Palantir delivered spectacular earnings results, beating expectations across all metrics with 63% revenue growth and 50% operating margins. (05:41) Despite this outstanding performance, the stock fell over 10% simply due to news of Michael Burry's short position. This demonstrates that when valuations become detached from fundamentals—trading at 300 times earnings and 125 times sales—even great companies become susceptible to negative sentiment and news flow regardless of their operational excellence.
Gil Luria noted that Palantir's price appreciation has been disproportionately driven by individual investors rather than institutional ones. (08:08) These retail investors believe in Palantir's long-term mission and are willing to hold through extreme valuations, similar to what happened with Tesla 10-15 years ago.
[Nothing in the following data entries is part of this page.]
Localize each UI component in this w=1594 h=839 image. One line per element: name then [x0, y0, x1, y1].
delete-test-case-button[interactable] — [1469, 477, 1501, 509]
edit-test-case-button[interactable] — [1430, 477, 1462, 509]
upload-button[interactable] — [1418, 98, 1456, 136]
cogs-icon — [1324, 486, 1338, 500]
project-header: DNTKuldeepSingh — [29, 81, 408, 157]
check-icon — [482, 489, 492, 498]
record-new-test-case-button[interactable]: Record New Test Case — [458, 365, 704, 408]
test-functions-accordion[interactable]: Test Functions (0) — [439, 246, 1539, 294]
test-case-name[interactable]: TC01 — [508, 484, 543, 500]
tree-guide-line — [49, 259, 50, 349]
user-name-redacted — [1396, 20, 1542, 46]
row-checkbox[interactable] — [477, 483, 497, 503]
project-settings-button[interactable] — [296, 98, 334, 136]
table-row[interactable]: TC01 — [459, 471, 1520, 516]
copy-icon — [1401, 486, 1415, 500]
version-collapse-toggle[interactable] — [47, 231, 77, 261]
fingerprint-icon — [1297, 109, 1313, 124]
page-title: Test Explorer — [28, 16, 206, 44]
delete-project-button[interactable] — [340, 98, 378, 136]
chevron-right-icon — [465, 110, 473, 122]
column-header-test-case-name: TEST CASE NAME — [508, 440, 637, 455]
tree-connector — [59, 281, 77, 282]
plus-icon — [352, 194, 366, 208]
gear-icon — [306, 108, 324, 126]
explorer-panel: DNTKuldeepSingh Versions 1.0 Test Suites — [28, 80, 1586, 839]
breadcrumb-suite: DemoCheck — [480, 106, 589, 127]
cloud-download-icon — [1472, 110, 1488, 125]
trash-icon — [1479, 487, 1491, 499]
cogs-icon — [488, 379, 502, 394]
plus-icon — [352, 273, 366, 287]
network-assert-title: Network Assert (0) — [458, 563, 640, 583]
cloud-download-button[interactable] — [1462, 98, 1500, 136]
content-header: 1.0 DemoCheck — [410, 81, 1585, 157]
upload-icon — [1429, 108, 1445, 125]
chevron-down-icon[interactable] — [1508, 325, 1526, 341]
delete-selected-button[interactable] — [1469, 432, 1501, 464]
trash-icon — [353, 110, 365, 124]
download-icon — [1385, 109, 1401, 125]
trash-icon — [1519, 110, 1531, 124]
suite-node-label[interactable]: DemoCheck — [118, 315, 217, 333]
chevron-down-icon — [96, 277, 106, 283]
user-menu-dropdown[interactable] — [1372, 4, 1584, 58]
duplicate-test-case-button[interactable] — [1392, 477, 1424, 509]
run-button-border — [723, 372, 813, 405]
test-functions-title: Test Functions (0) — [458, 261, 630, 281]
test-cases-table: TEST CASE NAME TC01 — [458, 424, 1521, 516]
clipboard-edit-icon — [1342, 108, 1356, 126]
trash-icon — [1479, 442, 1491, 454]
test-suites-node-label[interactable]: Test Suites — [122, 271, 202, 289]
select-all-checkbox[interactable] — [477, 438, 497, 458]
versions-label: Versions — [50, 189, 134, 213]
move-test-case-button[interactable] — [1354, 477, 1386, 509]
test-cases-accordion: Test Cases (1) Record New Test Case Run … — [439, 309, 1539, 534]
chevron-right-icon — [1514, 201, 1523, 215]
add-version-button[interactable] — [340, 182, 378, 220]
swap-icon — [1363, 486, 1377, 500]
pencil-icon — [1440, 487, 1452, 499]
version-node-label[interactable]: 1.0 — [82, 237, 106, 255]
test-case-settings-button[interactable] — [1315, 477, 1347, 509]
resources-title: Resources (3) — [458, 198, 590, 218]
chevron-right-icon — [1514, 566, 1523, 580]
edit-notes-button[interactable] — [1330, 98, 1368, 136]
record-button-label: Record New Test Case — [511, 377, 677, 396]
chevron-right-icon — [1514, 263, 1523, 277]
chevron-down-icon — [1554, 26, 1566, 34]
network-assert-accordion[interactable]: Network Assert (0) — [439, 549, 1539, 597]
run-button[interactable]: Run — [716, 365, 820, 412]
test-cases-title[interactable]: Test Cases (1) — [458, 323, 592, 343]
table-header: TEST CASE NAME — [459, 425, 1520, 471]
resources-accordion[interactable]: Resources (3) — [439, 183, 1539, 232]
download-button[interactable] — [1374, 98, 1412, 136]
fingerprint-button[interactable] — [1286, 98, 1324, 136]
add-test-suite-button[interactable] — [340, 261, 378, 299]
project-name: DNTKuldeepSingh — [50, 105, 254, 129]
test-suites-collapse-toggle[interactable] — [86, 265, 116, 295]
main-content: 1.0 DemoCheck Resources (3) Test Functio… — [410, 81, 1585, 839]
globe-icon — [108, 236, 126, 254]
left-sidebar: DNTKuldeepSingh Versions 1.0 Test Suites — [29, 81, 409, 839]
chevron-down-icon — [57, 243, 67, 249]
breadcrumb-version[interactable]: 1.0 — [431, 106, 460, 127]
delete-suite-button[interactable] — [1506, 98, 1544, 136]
This shift in market dynamics means traditional Wall Street valuation models may be less relevant when passionate retail investors dominate the shareholder base.
Michael Burry's success with the 2008 housing crisis often overshadows the reality that many investors lost money trying to short that bubble too early. (09:56) Luria emphasized that "there were a lot of people that were short the real estate market one way or another and lost everything." The key to Burry's success was his ability to hang on long enough for the market to correct, something that requires not just being right about the direction but also having the resources and conviction to wait for vindication.
Despite months of threats from New York business leaders about leaving if Mamdani won, the reality appears different. (24:56) Major firms like JPMorgan just opened a massive new headquarters in Manhattan, representing a huge bet on the city's future. As Liz Hoffman noted, these are "human capital businesses, so they gotta be where the talent is." The disconnect between public threats and actual capital allocation decisions reveals that business continuity often trumps political preferences.
Both stories illustrate how powerful narratives can move markets and influence behavior more than underlying fundamentals. Palantir's AI narrative supports extreme valuations despite traditional metrics suggesting overvaluation. (05:01) Similarly, the "Atlas Shrugged" narrative of business leaders leaving NYC captured attention but may not reflect actual intentions. Understanding and monitoring these narratives becomes crucial for investors and business leaders navigating volatile markets and political environments.